Fundamentação Legal e Jurisprudência

A principal fundamentação legal para a alteração de sobrenome por ascendência familiar reside na Lei de Registros Públicos (LRP), com as modificações promovidas pela Lei n 14.382/2022.

O Art. 57 da LRP é o artigo central que trata da alteração do nome civil. Sua nova redação, especialmente nos §§ 8º e 9º, permite a inclusão e exclusão de sobrenomes de ascendentes, bem como a alteração do prenome, de forma extrajudicial, o que facilita a adequação do registro à realidade social e familiar do indivíduo. O § 8º, especificamente, trata da inclusão de sobrenome de padrasto/madrasta, por exemplo, mas a lógica de permitir a inclusão de sobrenomes familiares foi estendida de forma mais ampla. O § 9º do Art. 57, por exemplo, menciona a possibilidade de inclusão ou exclusão de sobrenomes familiares de forma extrajudicial.
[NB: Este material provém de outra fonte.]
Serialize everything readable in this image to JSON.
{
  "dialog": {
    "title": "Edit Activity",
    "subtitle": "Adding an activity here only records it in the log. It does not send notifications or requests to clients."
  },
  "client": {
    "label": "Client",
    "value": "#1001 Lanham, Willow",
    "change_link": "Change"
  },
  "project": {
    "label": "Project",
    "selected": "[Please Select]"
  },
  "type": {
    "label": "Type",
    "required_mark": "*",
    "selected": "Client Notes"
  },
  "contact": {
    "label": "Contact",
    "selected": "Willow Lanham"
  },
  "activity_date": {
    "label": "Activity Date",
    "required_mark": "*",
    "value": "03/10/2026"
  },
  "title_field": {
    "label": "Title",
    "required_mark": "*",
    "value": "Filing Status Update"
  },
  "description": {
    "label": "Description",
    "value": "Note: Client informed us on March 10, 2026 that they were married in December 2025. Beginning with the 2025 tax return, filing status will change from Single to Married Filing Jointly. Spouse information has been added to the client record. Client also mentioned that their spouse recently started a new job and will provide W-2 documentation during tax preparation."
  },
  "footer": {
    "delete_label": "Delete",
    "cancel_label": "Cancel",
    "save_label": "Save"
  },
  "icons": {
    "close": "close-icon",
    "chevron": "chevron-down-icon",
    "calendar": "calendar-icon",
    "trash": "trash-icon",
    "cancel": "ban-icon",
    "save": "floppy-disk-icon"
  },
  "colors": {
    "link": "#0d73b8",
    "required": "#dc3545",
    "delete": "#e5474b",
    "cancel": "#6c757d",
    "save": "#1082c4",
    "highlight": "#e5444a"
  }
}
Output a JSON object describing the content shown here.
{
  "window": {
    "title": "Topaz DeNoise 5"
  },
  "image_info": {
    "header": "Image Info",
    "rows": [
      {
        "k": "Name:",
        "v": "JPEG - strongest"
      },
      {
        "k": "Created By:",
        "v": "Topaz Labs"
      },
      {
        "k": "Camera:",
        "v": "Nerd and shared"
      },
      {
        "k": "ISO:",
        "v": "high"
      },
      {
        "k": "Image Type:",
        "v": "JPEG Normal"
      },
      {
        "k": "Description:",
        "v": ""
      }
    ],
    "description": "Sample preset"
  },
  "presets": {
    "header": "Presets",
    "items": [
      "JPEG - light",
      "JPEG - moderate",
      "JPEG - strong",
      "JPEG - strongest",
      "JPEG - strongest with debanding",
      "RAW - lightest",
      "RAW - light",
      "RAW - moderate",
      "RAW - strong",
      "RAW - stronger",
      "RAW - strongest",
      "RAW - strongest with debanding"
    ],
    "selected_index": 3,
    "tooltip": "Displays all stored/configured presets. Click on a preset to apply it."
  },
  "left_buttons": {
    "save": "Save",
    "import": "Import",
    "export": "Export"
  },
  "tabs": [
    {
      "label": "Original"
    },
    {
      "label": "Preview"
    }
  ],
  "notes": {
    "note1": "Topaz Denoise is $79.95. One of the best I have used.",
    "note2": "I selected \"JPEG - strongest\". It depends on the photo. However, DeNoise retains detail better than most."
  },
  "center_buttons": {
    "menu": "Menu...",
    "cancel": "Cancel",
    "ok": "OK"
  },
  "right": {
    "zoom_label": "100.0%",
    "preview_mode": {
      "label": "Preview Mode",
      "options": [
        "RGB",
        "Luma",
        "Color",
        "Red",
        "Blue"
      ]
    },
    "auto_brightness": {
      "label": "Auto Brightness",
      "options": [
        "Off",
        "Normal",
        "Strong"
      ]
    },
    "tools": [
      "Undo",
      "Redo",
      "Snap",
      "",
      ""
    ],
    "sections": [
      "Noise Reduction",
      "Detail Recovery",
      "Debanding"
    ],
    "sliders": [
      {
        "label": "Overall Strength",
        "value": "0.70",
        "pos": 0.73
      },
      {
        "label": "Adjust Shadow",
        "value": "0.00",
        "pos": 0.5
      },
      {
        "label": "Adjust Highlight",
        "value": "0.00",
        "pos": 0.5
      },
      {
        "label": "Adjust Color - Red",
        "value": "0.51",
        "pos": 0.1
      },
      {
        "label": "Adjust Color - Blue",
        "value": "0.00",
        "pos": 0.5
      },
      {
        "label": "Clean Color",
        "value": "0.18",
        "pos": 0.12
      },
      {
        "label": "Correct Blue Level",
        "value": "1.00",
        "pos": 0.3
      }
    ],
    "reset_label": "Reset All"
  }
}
Antes da Lei n. 14.382/2022, a inclusão ou exclusão de sobrenomes de ascendentes sem processo judicial era mais restrita. A jurisprudência do Superior Tribunal de Justiça (STJ) e dos Tribunais de Justiça estaduais, embora predominantemente pautada na imutabilidade do nome, já demonstrava uma tendência a flexibilizar essa regra em casos de justificado interesse ou para refletir a realidade familiar e afetiva, como em casos de reconhecimento de paternidade/maternidade, adoção, ou para inclusão de sobrenome de avós.

A nova lei codificou e ampliou muitas dessas exceções que antes dependiam de interpretação judicial. A justificativa de "vexame" ou "constrangimento" (prevista no antigo Art. 57, LRP), que poderia ser alegada para um sobrenome de "baixa renda", agora é complementada pela via administrativa simples se houver um vínculo familiar com o sobrenome desejado. Ou seja, a existência do sobrenome "Montenegro" na linha de ascendência familiar torna a alteração diretamente possível em cartório, sem a necessidade de comprovar o constrangimento específico, apenas o vínculo. Como analisa DINIZ (2022), a própria evolução do direito civil tem caminhado para uma maior personalização e flexibilização de institutos que antes eram mais rígidos, sempre buscando a efetividade dos direitos da personalidade.


Conclusão

A Lei n. 14.382/2022 representou um avanço significativo na desjudicialização dos procedimentos de registro civil, conferindo maior autonomia aos indivíduos na gestão de seus nomes. A possibilidade de alterar um sobrenome como "Silva" para "Montenegro", sob a justificativa de este último ser um sobrenome de família, é plenamente amparada pela legislação atual e pode ser realizada de forma extrajudicial no Cartório de Registro Civil de Pessoas Naturais.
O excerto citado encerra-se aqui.